Extend:  The interesting this about this routine was that each student's prediction was different, but all of their What Makes You Say That comments were the same. This helped me to know that the kids had, in fact, determined the imporatant lesson from the story:  that telling the truth can be the best option, and sometimes keeps you from getting in to trouble.  It was so facinating that each prediction contained individual synthesis of the events in the story and each student's schema from their own personal experiences.  For instance, one student said that Grandma will figure out that the neclace was in the toilet, and be very understanding of the fact that it was an accident (personal experience, perhaps?).  Another prediction was that the girl was
going to reach in and get it out so she wouldn't have to lie, or tell the truth-  a good, conflict-free ending?  And the final prediction was that the girl just tells the truth so that someone ELSE can get it out- sometimes it's best to get help!  All answers to the question of "What makes you say that?" focused around the tenent that the girl decided that however the problem was solved, she had to tell the truth.  My favorite resonse, however, went as far as to state that "in a lot of books that I read, everything turns out all right."  Hilarious!

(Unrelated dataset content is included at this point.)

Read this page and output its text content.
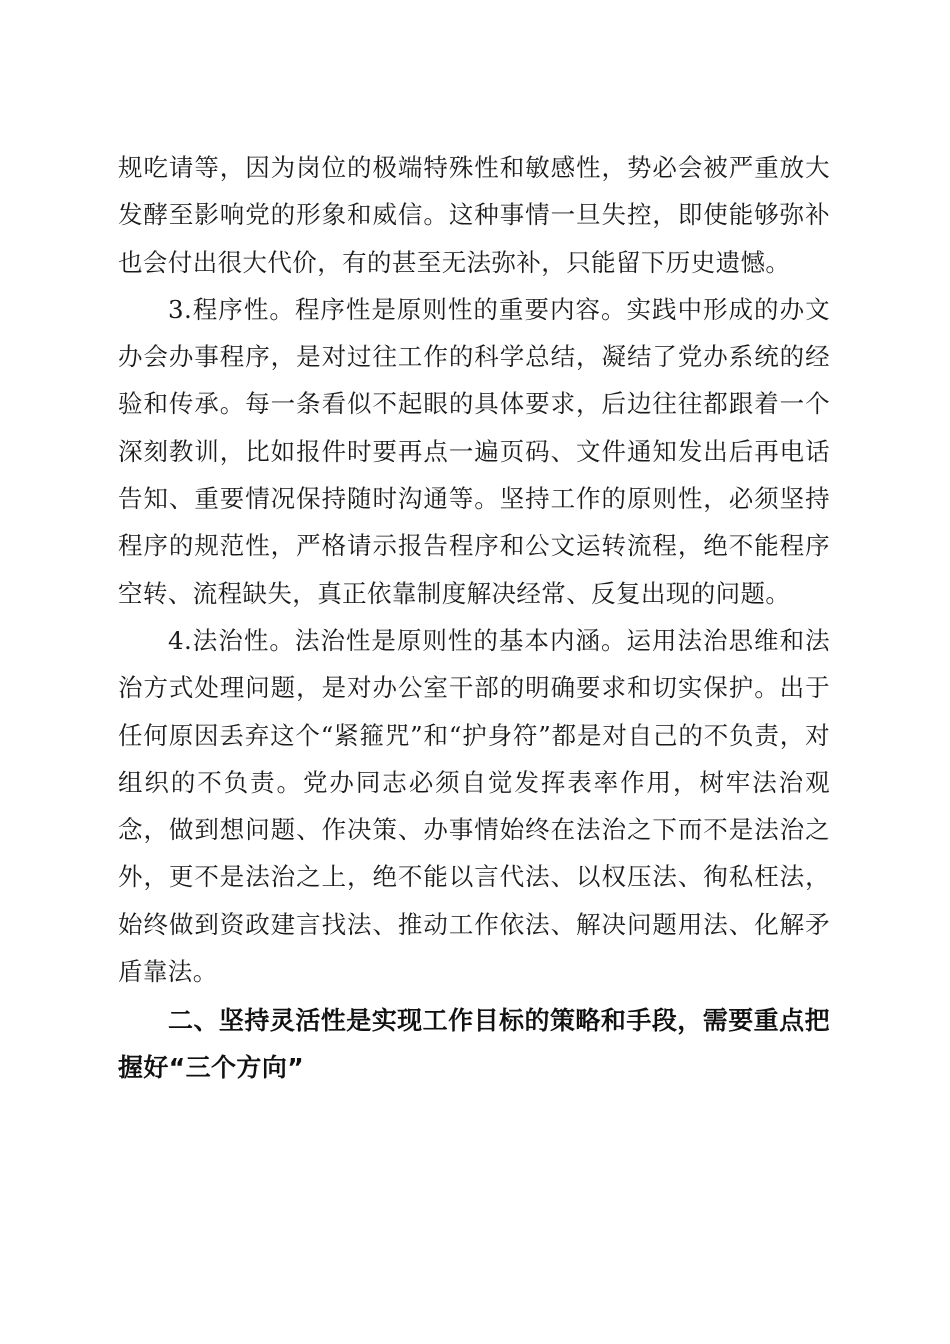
规吃请等，因为岗位的极端特殊性和敏感性，势必会被严重放大发酵至影响党的形象和威信。这种事情一旦失控，即使能够弥补也会付出很大代价，有的甚至无法弥补，只能留下历史遗憾。

3.程序性。程序性是原则性的重要内容。实践中形成的办文办会办事程序，是对过往工作的科学总结，凝结了党办系统的经验和传承。每一条看似不起眼的具体要求，后边往往都跟着一个深刻教训，比如报件时要再点一遍页码、文件通知发出后再电话告知、重要情况保持随时沟通等。坚持工作的原则性，必须坚持程序的规范性，严格请示报告程序和公文运转流程，绝不能程序空转、流程缺失，真正依靠制度解决经常、反复出现的问题。

4.法治性。法治性是原则性的基本内涵。运用法治思维和法治方式处理问题，是对办公室干部的明确要求和切实保护。出于任何原因丢弃这个“紧箍咒”和“护身符”都是对自己的不负责，对组织的不负责。党办同志必须自觉发挥表率作用，树牢法治观念，做到想问题、作决策、办事情始终在法治之下而不是法治之外，更不是法治之上，绝不能以言代法、以权压法、徇私枉法，始终做到资政建言找法、推动工作依法、解决问题用法、化解矛盾靠法。

二、坚持灵活性是实现工作目标的策略和手段，需要重点把握好“三个方向”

Challenge:  I think that the more I use this routine, the deeper the kids will get in making inferences.  Although they used a lot of their own background knowledge and the overt facts from the book, the responses were still a little surface.  I think the simplicity of this book lended itself to simple responses, so I might need to use this routine with a text that has a more complex problem and perhaps doesn't come up with all of the answers for the reader.


  1. Thanks for sharing Lynn. I feel like I'm always asking my kids to share what makes them say something, but I love the fact that you had the kids write their thinking down on the simple graphic organizer. Not only does it clarify their thinking, but it sounds like it gave you more insight around their level of understanding. In the future I'm going to have my kids use this routine but have the kids actually write down their thoughts.

  2. I agree with Jamie, I like the simple organizer. I did this routine, but verbally, with my third and fourth graders. Again, you point out that the power in this routine is that you continue to use it and kids will get better at finding inferences in the story. That has really been my "Ah Ha" throughout this process. Thanks!